Henry Walter Joynt (born 1 July 1931) is an English former first-class cricketer.

He was born at St Giles on the Heath in Devon in July 1931. Joynt was educated at Bradfield College, where he played for the school cricket team from 1946 to 1949. He carried out his National Service in the Royal Artillery in 1950. The following year, upon completion of his National Service, Joynt was made a Second Lieutenant in the Royal Artillery. Joynt studied at Trinity College, Oxford, in the early 1950s. He made his debut in first-class cricket for Oxford University in 1952 against Sussex at Oxford, playing eleven first-class matches for the university in 1952–1953. He scored 256 runs in his eleven matches, with the highest score of 42 not out; as a medium pace bowler, Joynt took 13 wickets at a costly average of 63.46, with best innings figures of 3/62. While studying at Trinity, Joynt played football for Oxford University A.F.C., winning a Blue in the sport.

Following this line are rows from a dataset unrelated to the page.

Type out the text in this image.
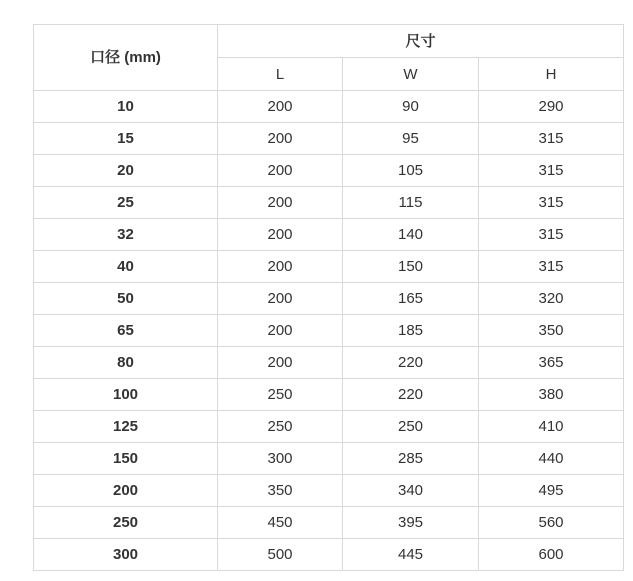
口径 (mm)	尺寸		
	L	W	H
10	200	90	290
15	200	95	315
20	200	105	315
25	200	115	315
32	200	140	315
40	200	150	315
50	200	165	320
65	200	185	350
80	200	220	365
100	250	220	380
125	250	250	410
150	300	285	440
200	350	340	495
250	450	395	560
300	500	445	600
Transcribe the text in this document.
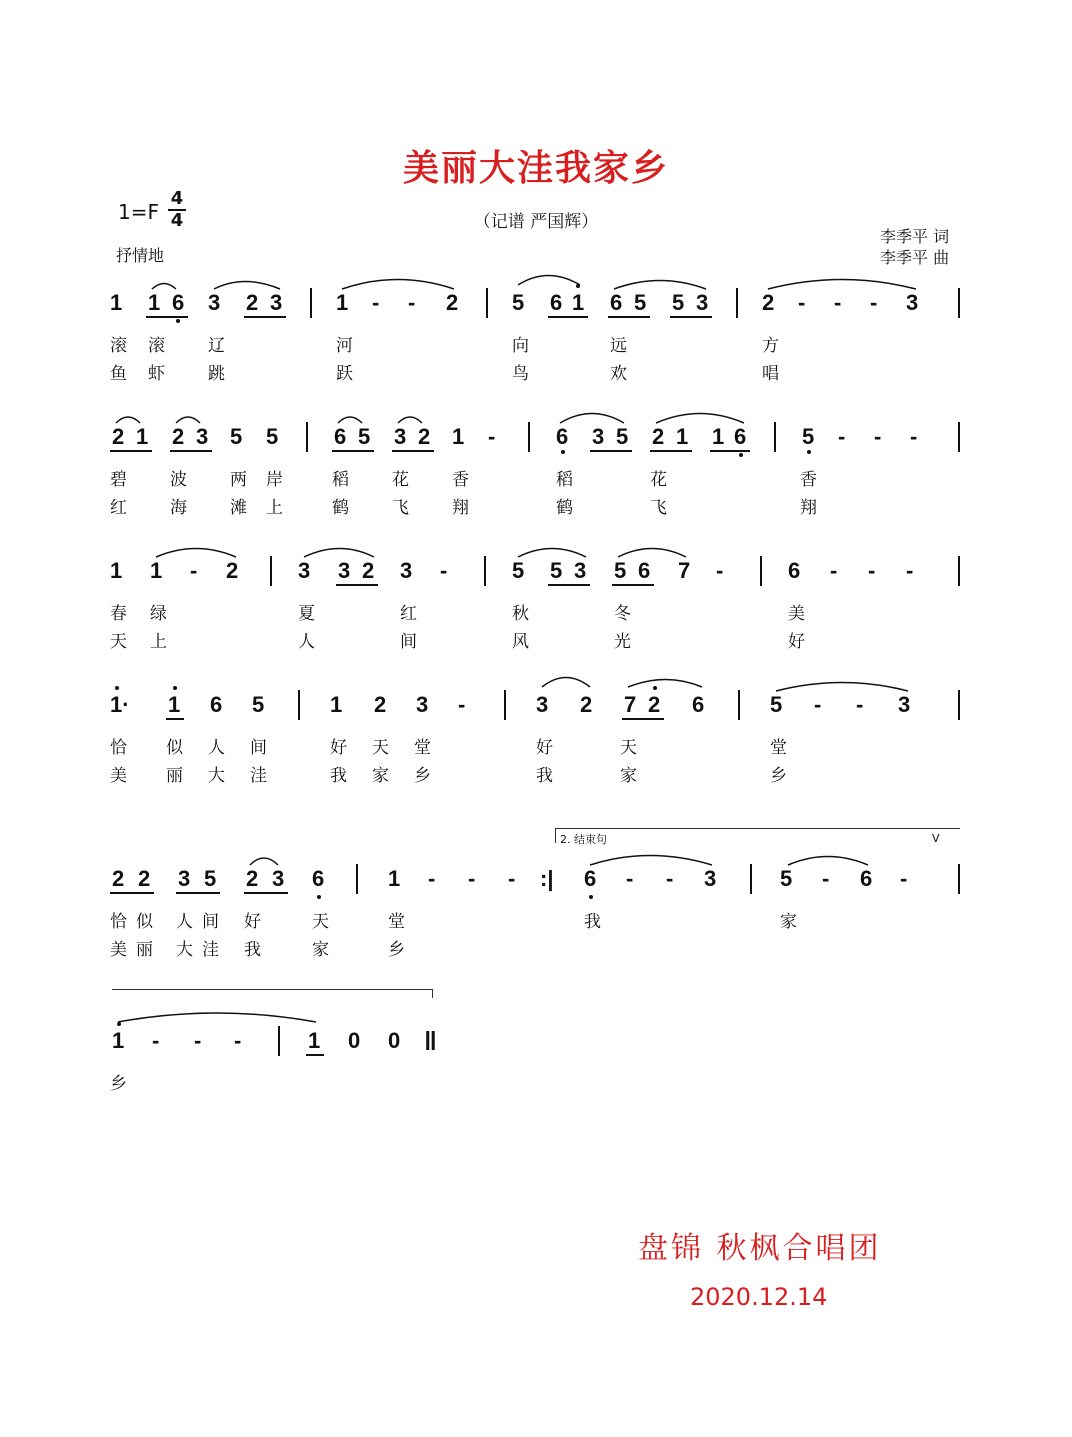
美丽大洼我家乡
1=F
4
4	（记谱 严国辉）
李季平 词
李季平 曲
抒情地
1 1 6 3 2 3 1 - - 2 5 6 1 6 5 5 3 2 - - - 3
滚 滚	辽	河	向	远	方
鱼 虾	跳	跃	鸟	欢	唱
2 1 2 3 5 5	6 5 3 2 1 -	6 3 5 2 1 1 6	5 - - -
碧	波	两 岸	稻	花	香	稻	花	香
红	海	滩 上	鹤	飞	翔	鹤	飞	翔
1 1 - 2	3 3 2 3 -	5 5 3 5 6 7 -	6 - - -
春 绿	夏	红	秋	冬	美
天 上	人	间	风	光	好
1· 1 6 5	1 2 3 -	3 2 7 2 6	5 - - 3
恰 似 人 间	好 天 堂	好	天	堂
美 丽 大 洼	我 家 乡	我	家	乡
2. 结束句	V
2 2 3 5 2 3 6	1 - - - :| 6 - - 3	5 - 6 -
恰 似 人 间 好	天	堂	我	家
美 丽 大 洼 我	家	乡
1 - - -	1 0 0 ‖
乡
盘锦 秋枫合唱团
2020.12.14
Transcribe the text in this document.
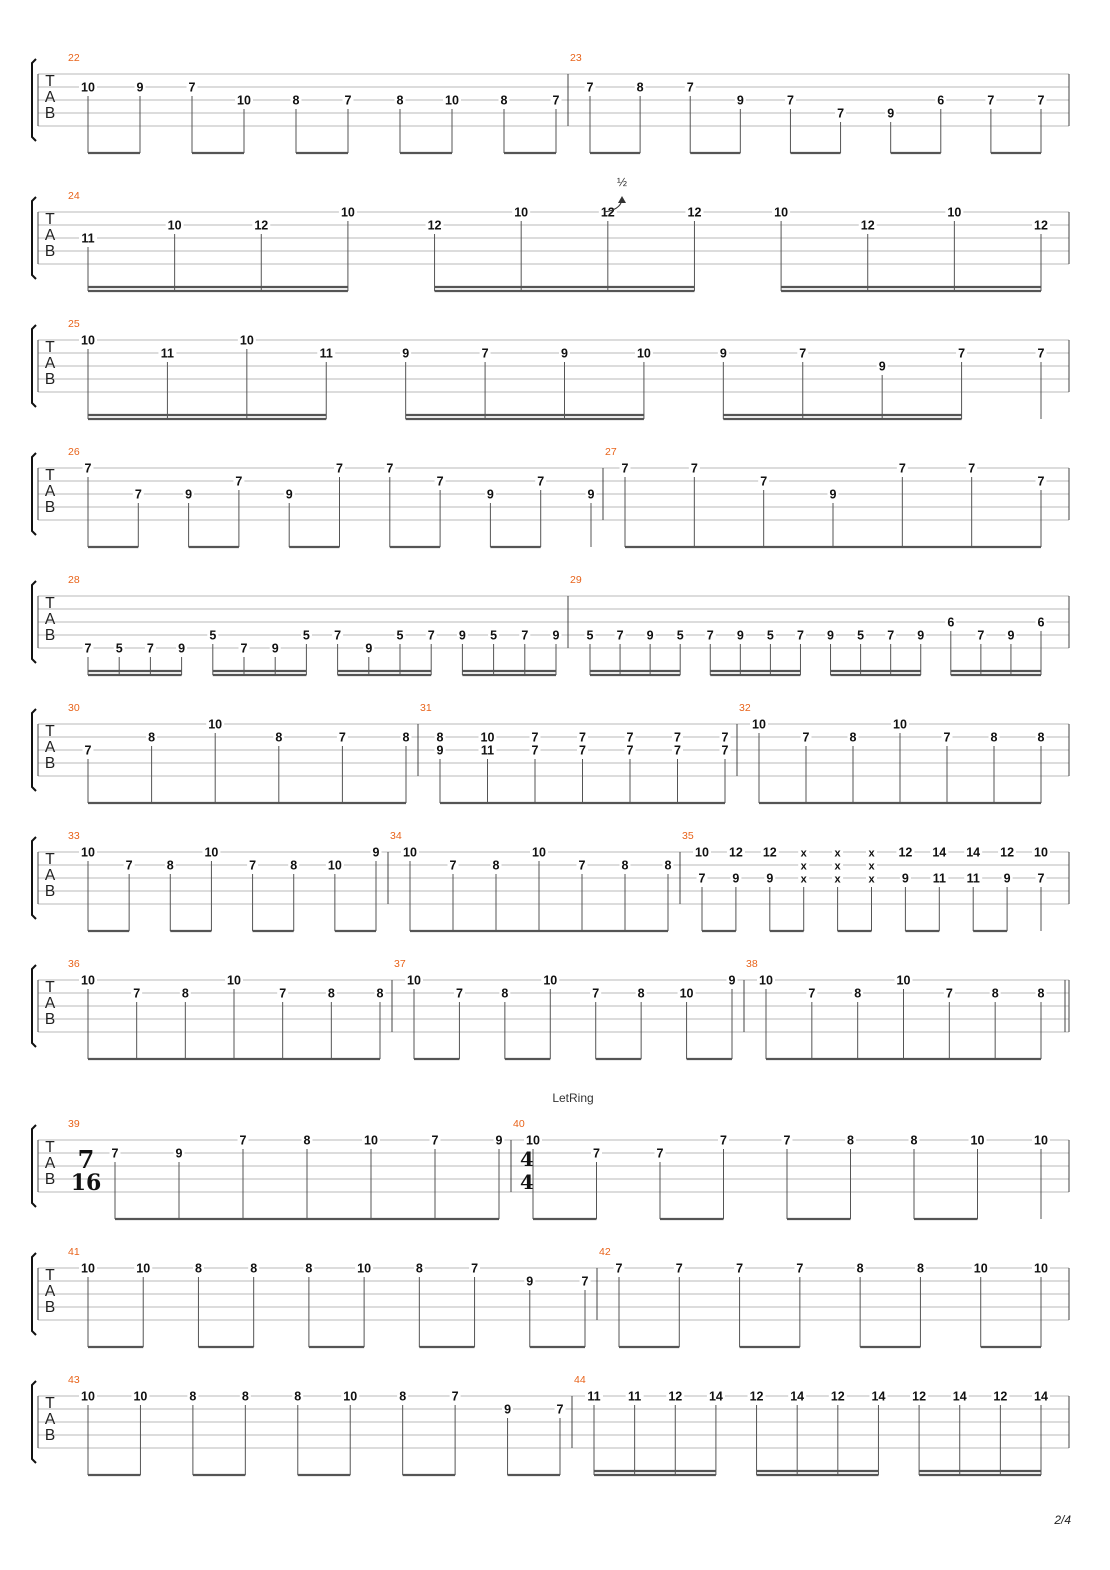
T
A
B
22
10	9	7
10	8	7	8	10	8	7
23
7	8	7
9	7
7	9
6	7	7
T
A
B
24
11
10	12
10
12
10	12	12	10
12
10
12
T
A
B
25
10
11
10
11	9	7	9	10	9	7
9
7	7
T
A
B
26
7
7	9
7
9
7	7
7
9
7
9
27
7	7
7
9
7	7
7
T
A
B
28
7 5 7 9
5
7 9
5 7
9
5 7 9 5 7 9
29
5 7 9 5 7 9 5 7 9 5 7 9
6
7 9
6
T
A
B
30
7
8
10
8	7	8
31
8
9
10
11
7
7
7
7
7
7
7
7
7
7
32
10
7	8
10
7	8	8
T
A
B
33
10
7	8
10
7	8 10
9
34
10
7	8
10
7	8	8
35
10
7
12
9
12
9
x
x
x
x
x
x
x
x
x
12
9
14
11
14
11
12
9
10
7
T
A
B
36
10
7	8
10
7	8	8
37
10
7	8
10
7	8	10
9
38
10
7	8
10
7	8	8
T
A
B
7
16
4
4
39
7	9
7	8	10	7	9
40
10
7	7
7	7	8	8	10	10
T
A
B
41
10	10	8	8	8	10	8	7
9	7
42
7	7	7	7	8	8	10	10
T
A
B
43
10	10	8	8	8	10	8	7
9	7
44
11 11 12 14 12 14 12 14 12 14 12 14
½
LetRing
2/4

Having been made a temporary Lieutenant in June 1952, Joynt was given seniority in the rank in July 1954. 1954 was also the year that he debuted for Dorset in minor counties cricket, an association he would keep until 1959, having played for the county in the Minor Counties Championship eighteen times. By 1955, Joynt was on the Territorial Army Reserve of Officers list, retaining the now permanent rank of Lieutenant. He later moved to India, where he made a final appearance in first-class cricket for Madras against a touring Ceylon team in 1958 at the Madras Cricket Club Ground. He achieved his career-best bowling figures in this match, taking 4/36. Joynt played rugby union for South India as a full-back and placekicker, playing in the 1963 All India & South Asia Rugby Tournament.